PS I am sick of hearing 30 million in taxes versus 115 million in taxes on the new CBA. I hear that and these numbers sound high, but it is impossible to understand what they mean without knowing what the Lakers or Spurs are pulling in revenue in a given season. 115 million is more than I will make in my lifetime yes but if the lakers make 3 billion in revenue a season, suddenly it is no that much. If anyone could lend some insight to what teams are pulling in in a season I would be very interested.
This. It's not really the fault of the Lakers that Orlando was willing to jump the gun and give up Howard for nothing and Philly was willing to let go of most of their best players to get Bynum. LA perhaps risked more than other teams were willing to by taking Howard with no guarantee that he'd re-sign, but nobody had a gun to the heads of all the stupid-ass teams that helped them get him.
Dwight Howard demanding a trade and making the teams he would play for known publicly is a gun to the head if you ask me. They were forced to trade him or let him walk next offseason with nothing in return.
This is what I hate. If Dwight wants to be a Laker that is fine. He needs to play out the CONTRACT he signed with the Orlando Magic and then sign with LA. There is nothing preventing him for being a Laker next offseason, the only problem is he would not get 20 million dollars a season for it. Players whine and cry for not getting the most amount of money to play where they want. Pick one: money or the team you want to be one. It is not their right to get both. If it happens great but this is ridiculous. They should sit these guys down and explain what a CONTRACT is.
You say those teams buy their championships by means of signing big names... okay, but then you want to take away their draft picks which would do absolutely NOTHING to prevent them from stacking their roster with those big name signings..
yeah, not sure you thought this out really well at all.
Three points.
1. The luxury tax doesn't work because the financial incentive of the tv deal when these teams are compe ive outweighs the money they'd make with no luxury tax and the risk they take of years of rebuilding making them irrelevant.

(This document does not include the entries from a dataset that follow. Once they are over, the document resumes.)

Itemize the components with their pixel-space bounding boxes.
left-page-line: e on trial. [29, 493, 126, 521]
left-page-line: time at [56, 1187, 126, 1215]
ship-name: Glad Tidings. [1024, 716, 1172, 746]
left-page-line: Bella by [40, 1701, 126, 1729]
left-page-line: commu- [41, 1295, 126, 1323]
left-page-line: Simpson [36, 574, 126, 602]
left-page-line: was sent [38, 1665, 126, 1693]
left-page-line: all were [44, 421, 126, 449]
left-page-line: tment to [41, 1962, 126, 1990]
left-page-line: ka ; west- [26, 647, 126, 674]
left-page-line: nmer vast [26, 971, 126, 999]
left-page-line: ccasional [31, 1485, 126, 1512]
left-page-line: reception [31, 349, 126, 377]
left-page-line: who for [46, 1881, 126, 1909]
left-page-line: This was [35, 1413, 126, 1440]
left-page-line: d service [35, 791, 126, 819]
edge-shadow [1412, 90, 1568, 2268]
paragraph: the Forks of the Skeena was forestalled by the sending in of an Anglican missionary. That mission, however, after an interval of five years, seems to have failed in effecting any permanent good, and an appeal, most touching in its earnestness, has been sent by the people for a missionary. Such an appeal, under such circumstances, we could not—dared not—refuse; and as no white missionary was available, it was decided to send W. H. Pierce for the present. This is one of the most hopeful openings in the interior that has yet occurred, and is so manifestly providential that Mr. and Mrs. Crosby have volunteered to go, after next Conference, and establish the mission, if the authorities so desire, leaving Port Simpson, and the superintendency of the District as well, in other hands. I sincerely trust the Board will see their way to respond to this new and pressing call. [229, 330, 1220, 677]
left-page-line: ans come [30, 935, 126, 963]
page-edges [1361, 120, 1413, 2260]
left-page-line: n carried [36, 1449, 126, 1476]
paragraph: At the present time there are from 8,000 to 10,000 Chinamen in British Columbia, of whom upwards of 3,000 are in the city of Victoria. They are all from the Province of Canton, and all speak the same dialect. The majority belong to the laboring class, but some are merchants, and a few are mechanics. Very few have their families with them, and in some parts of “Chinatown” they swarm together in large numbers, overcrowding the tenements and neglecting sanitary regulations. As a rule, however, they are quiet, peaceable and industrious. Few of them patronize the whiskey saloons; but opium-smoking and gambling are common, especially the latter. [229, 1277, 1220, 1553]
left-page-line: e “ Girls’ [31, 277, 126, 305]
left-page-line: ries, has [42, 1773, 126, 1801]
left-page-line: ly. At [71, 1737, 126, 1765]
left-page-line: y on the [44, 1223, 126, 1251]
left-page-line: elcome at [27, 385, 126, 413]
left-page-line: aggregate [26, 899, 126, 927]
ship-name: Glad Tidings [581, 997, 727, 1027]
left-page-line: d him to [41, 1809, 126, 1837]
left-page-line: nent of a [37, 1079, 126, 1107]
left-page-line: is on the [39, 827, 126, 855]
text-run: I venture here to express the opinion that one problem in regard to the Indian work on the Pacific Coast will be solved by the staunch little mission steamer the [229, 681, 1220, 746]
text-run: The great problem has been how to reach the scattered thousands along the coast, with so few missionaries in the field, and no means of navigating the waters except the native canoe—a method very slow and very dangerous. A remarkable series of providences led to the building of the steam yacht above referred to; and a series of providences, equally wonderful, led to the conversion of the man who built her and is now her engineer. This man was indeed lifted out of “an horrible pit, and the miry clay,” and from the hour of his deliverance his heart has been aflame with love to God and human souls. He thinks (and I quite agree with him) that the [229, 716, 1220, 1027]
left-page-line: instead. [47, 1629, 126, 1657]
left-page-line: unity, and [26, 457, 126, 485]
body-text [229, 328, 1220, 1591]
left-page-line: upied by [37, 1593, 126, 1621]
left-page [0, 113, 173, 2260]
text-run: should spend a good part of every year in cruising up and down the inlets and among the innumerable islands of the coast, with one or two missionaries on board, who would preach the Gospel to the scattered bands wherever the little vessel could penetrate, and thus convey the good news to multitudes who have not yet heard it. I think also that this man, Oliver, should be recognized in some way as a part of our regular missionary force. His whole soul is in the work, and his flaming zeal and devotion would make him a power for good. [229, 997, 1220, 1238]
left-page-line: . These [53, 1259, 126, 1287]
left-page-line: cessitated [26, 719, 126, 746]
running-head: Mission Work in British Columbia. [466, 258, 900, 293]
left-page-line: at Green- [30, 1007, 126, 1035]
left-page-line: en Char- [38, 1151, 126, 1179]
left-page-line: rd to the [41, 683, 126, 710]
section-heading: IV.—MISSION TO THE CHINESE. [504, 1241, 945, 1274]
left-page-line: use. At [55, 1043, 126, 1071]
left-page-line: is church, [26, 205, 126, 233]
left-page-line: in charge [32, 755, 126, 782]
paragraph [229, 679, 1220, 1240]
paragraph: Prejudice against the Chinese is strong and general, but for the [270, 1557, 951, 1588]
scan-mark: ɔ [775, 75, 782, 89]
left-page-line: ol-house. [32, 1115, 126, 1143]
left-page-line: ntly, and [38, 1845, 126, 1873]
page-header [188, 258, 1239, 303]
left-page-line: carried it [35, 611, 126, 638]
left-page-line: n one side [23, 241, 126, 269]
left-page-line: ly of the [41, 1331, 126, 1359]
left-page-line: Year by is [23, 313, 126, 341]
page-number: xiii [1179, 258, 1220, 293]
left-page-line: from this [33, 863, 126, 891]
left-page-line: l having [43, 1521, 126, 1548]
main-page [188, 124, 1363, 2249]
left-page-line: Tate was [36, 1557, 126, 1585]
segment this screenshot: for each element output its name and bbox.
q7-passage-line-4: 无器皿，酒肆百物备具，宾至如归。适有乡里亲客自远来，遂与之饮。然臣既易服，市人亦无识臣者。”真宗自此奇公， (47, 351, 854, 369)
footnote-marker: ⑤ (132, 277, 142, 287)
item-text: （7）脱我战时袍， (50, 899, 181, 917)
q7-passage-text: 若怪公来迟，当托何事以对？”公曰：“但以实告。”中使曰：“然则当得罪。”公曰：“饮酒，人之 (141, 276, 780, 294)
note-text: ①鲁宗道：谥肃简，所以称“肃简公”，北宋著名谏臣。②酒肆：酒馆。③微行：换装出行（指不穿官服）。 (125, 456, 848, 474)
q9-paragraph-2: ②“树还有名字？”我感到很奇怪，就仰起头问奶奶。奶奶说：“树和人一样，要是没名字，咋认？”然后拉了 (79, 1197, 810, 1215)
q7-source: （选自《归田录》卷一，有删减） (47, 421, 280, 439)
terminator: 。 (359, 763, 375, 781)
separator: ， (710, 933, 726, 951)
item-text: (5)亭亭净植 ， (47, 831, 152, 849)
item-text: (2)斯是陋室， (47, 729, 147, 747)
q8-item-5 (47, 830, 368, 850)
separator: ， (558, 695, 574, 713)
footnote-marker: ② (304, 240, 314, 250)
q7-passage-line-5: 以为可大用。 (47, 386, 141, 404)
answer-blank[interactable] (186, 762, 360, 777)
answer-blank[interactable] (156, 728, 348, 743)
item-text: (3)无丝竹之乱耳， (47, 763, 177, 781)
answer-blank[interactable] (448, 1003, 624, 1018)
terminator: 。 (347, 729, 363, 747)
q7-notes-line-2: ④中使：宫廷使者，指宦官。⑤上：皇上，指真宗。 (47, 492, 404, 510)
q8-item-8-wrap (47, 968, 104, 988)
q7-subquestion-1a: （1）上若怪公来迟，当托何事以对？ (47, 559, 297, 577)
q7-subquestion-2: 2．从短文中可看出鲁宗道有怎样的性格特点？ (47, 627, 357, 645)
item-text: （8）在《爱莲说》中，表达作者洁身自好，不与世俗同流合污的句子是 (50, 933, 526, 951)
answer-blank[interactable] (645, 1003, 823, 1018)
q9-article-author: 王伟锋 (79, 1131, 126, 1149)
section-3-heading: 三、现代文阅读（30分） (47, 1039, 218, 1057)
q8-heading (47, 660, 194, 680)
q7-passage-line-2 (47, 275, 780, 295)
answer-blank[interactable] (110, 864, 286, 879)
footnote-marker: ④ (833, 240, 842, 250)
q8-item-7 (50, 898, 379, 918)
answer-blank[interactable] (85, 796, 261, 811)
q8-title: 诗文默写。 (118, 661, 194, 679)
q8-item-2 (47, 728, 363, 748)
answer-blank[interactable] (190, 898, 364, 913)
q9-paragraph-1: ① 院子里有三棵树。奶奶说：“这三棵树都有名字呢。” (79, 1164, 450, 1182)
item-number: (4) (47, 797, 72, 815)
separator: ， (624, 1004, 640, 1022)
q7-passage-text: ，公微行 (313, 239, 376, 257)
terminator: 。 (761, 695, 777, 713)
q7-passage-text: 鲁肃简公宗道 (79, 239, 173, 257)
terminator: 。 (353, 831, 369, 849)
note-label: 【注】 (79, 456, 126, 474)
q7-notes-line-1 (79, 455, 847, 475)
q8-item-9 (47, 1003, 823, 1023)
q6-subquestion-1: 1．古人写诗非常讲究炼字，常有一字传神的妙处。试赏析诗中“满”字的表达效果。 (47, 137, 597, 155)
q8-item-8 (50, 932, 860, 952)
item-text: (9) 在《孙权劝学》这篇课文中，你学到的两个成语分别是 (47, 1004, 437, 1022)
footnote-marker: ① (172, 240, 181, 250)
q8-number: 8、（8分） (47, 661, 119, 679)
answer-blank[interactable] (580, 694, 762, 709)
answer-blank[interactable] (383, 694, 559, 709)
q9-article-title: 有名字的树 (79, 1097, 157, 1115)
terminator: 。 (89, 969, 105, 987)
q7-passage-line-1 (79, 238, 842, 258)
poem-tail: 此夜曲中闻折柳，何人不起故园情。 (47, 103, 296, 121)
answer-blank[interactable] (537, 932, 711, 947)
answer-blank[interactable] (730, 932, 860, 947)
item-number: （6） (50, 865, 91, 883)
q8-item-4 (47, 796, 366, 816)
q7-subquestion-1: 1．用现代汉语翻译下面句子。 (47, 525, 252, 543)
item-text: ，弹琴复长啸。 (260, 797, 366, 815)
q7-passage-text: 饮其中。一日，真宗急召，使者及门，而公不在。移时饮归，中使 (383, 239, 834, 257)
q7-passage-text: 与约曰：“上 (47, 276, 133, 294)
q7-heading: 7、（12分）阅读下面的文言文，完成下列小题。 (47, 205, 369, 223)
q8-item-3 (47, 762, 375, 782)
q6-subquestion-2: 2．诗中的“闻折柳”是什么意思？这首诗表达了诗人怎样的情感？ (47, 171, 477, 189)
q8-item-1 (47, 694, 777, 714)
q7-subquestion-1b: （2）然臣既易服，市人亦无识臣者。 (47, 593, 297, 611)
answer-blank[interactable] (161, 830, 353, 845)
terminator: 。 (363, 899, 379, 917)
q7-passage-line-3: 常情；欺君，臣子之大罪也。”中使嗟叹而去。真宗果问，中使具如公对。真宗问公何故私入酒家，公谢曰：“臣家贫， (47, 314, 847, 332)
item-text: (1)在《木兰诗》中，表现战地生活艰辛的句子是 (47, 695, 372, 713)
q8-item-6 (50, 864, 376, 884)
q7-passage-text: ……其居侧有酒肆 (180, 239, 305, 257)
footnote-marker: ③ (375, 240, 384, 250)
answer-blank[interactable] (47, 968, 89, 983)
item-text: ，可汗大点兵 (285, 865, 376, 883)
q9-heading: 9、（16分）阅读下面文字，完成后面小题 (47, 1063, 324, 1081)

2. Everybody wins financially because everybody benefits from the tv deals and the luxury tax money goes back to those under.
3. Canceling draft picks does little if they simply sign them after their rookie contracts anyway. Only way to stop it is to increase the gap between what their current team can offer and what they might receiving signing elsewhere. But even this is offset by sponsorship dollars in most cases.
Howard traded his cape for a coattail.